Yerellerde yapılan eylemlilikleri başta bölgeler düzeyinde, sonra da ulusal düzeyde merkezileştirmek; yapılan baskıyı artırmak ve hareketin sürekliliğini sağlamak açısından son derece büyük bir görev olarak dayanışma hareketinin önünde duruyor. Elbette bu merkezileşme uzun vadede uluslararası düzeye de sıçramalı ve işgal karşıtı enternasyonalist mücadeleyi nihayetine ulaştırmalı.

Dayanışma-boykot faaliyeti işçi sınıfının içerisine taşınamazsa, dayanışma çadırları basit tabirle kent meydanlarına taşamaz ve üniversitelerde izole kalırsa zamanla sönümlenecek ve maalesef ortadan kalkacaktır. İsrail ekonomisini ayakta tutan en temel kaynaklardan olan ABD finansal yardımları ABD işçi sınıfının emeğine el koyularak sağlanıyor. Dolayısıyla ABD işçi sınıfı boykot faaliyetlerine katılarak şalterleri İsrail aleyhine indirmezse başarıya ulaşmak çok güç olacaktır.

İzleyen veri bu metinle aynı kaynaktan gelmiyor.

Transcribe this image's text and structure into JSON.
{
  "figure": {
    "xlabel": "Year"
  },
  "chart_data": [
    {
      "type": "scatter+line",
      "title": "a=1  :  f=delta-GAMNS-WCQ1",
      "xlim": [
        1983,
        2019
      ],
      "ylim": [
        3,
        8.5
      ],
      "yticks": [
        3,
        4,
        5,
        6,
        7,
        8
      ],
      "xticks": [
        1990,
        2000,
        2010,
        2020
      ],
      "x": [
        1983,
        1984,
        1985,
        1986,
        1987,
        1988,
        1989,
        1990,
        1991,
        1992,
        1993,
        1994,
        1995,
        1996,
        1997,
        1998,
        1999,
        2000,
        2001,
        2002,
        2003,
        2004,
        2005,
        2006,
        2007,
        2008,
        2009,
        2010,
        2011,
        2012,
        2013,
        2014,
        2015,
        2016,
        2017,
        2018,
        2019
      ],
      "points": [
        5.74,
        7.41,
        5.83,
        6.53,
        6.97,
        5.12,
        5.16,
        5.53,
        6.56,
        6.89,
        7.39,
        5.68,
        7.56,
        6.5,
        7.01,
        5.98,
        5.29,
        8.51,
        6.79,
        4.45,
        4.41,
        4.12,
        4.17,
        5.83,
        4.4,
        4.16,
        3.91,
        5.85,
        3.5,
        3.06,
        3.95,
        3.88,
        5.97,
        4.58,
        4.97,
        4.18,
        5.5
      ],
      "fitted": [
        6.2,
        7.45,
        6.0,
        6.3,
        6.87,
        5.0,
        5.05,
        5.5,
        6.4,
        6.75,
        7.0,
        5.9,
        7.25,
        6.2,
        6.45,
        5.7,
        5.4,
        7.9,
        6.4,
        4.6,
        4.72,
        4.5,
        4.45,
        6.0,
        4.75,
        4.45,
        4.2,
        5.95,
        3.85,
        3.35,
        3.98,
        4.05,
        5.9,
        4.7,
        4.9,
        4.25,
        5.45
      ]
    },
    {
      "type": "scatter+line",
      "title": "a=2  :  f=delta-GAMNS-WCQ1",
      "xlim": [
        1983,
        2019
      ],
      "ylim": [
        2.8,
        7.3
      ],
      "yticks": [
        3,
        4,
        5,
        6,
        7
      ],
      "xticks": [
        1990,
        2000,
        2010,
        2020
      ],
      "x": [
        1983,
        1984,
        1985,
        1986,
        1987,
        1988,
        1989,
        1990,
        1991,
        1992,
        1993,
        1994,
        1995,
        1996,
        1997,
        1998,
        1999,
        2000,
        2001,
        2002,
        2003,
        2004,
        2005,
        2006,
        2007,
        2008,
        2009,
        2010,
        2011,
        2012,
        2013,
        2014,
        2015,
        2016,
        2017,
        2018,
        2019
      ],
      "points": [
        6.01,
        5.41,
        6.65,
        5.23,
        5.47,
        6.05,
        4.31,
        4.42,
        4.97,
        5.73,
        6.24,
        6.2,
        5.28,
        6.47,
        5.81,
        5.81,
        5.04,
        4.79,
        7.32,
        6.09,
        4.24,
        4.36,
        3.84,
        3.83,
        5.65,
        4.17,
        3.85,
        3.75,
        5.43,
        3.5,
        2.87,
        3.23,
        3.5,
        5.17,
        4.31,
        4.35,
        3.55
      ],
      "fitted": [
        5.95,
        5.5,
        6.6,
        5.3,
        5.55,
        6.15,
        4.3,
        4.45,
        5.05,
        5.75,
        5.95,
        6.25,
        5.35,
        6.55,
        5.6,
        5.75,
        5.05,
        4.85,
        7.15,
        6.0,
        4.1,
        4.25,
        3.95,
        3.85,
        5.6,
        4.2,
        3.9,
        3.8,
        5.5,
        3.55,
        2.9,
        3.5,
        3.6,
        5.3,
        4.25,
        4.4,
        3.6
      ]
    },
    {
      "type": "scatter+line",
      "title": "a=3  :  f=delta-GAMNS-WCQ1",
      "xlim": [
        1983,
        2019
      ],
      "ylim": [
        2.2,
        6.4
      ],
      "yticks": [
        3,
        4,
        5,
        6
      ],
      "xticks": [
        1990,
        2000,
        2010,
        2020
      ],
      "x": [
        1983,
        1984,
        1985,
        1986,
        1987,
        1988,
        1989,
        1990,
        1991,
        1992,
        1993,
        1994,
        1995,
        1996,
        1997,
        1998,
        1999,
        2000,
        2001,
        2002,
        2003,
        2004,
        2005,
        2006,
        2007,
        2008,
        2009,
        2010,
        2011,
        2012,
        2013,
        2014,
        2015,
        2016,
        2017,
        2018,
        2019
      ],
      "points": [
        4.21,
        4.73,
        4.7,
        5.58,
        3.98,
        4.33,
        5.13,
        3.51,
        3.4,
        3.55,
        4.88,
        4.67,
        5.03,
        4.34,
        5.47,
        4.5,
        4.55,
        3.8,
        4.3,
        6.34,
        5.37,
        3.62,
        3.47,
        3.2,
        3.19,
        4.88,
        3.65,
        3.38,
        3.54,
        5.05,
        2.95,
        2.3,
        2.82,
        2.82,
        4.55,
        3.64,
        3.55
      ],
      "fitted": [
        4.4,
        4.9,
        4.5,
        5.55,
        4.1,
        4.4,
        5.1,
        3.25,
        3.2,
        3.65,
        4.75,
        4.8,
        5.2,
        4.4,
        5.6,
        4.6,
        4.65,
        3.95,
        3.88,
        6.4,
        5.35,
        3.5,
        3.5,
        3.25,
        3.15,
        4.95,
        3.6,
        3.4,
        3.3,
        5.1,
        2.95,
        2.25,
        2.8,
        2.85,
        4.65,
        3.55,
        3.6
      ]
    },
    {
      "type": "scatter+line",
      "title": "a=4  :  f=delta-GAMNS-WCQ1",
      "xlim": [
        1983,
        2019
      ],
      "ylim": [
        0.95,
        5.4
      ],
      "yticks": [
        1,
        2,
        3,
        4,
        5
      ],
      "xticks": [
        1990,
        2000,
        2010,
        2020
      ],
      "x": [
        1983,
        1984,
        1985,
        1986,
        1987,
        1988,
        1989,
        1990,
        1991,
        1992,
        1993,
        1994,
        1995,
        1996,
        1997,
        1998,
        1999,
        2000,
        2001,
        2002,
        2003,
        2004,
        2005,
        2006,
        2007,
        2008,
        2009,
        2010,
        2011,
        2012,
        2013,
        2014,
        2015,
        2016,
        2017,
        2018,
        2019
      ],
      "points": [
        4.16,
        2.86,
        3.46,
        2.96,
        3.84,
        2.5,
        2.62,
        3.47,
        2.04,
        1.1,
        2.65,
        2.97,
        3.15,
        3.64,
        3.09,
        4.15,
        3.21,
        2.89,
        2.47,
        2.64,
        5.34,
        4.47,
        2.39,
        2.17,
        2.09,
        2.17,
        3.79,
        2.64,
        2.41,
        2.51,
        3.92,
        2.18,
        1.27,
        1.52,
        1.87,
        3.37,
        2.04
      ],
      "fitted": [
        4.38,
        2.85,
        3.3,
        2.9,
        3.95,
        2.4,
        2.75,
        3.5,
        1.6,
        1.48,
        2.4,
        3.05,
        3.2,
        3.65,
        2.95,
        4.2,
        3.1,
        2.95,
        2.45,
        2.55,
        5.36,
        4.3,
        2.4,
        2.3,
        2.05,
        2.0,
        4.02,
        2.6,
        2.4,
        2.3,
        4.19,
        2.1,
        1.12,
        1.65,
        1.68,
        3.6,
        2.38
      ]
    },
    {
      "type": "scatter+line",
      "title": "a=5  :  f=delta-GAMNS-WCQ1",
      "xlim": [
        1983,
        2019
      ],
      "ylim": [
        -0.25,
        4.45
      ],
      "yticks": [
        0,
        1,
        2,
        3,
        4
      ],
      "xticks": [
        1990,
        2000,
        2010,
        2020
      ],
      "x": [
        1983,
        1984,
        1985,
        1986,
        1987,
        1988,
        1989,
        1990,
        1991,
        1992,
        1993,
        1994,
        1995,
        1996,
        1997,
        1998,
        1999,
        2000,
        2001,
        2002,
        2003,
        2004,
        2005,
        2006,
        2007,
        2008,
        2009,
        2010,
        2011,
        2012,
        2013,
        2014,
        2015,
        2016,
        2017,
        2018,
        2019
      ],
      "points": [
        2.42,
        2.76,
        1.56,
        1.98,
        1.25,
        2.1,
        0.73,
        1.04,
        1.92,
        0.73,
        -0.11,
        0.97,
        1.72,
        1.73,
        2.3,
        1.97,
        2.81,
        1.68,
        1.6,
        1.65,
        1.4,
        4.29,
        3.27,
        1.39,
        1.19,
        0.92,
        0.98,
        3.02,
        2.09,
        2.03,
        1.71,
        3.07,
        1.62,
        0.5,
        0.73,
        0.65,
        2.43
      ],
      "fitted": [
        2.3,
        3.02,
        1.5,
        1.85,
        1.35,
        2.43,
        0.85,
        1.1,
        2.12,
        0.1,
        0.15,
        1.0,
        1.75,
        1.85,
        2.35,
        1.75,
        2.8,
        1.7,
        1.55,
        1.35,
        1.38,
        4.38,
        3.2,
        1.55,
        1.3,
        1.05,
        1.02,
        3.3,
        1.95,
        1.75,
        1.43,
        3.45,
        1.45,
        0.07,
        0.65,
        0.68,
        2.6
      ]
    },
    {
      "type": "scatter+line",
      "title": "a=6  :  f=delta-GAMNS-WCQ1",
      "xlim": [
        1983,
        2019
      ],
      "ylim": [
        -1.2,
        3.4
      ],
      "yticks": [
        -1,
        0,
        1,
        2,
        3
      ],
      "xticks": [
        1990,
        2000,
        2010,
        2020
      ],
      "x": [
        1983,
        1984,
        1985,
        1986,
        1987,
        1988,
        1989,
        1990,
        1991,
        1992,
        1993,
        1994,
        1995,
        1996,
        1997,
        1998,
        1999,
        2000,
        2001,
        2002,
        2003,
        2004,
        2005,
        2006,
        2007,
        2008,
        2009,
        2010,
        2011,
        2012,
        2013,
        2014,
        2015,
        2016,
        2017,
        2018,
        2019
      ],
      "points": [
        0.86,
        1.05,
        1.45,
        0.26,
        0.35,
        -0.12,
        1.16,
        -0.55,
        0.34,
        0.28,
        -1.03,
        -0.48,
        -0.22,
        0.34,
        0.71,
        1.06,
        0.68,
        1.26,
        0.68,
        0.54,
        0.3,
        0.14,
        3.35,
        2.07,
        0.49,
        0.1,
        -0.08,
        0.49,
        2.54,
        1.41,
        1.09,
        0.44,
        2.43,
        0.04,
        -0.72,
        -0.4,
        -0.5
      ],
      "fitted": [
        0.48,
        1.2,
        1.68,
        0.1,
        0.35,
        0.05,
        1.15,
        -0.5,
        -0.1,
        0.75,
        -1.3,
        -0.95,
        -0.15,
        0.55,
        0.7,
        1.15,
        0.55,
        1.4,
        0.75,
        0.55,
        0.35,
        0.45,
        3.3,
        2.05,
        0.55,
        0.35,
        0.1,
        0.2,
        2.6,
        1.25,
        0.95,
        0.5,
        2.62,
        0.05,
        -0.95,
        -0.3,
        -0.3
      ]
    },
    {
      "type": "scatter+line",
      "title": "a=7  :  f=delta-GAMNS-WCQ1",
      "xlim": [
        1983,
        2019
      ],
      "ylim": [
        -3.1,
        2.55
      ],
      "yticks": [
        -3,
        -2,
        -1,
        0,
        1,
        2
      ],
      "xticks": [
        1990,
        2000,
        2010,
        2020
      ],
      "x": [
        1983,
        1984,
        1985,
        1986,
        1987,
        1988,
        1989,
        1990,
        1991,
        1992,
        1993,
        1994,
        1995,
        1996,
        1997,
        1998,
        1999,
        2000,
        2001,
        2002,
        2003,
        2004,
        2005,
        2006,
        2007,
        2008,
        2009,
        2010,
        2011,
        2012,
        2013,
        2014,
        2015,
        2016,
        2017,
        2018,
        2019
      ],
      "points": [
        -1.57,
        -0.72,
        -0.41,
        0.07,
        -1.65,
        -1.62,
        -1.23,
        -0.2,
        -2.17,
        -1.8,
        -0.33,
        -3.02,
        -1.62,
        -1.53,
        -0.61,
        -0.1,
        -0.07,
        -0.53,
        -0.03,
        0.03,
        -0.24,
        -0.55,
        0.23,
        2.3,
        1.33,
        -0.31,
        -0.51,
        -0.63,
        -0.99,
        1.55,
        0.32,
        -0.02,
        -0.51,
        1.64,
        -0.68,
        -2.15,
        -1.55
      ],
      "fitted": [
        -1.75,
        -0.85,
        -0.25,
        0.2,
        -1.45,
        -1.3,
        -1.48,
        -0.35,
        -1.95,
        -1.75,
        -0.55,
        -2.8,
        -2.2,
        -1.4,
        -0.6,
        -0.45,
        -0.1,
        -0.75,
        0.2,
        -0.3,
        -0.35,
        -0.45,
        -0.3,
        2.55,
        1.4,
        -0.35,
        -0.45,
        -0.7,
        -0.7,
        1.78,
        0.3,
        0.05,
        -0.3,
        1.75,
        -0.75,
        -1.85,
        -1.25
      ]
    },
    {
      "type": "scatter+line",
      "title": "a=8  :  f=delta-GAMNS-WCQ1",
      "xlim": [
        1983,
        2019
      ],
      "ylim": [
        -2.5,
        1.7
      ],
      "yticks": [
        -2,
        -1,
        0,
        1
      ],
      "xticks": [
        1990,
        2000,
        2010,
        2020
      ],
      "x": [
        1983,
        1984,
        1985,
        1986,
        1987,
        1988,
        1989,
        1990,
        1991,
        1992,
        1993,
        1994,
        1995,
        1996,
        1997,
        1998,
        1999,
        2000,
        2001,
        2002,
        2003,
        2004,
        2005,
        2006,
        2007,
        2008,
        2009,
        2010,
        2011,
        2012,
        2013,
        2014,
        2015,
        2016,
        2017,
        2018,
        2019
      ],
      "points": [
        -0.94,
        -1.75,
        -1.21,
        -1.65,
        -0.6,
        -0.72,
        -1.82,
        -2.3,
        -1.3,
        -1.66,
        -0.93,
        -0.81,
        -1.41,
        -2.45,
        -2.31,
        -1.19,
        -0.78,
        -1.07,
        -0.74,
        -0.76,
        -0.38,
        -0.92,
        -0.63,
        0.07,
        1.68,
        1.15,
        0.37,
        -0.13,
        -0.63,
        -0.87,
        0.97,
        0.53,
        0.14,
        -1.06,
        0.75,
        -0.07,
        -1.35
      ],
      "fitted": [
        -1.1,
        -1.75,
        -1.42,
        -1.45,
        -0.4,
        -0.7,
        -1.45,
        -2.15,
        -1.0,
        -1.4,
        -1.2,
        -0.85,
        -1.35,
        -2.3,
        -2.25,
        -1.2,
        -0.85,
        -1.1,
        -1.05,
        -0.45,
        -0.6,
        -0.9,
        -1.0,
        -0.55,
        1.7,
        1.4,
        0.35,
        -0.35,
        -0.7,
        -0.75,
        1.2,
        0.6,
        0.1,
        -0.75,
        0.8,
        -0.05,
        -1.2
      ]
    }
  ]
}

İsrail’in uluslararası düzeyde yalnızlaştırılması ve her türlü kurumunun boykotlarla işlemez hale getirilmesi, Filistin direnişiyle dayanışma kurmak için son derece önemli bir fırsat. Bu yüzden dünya çapında bu tür dayanışmaları sürdürmeli ve artırmalıyız.

Yorumlar kapalıdır.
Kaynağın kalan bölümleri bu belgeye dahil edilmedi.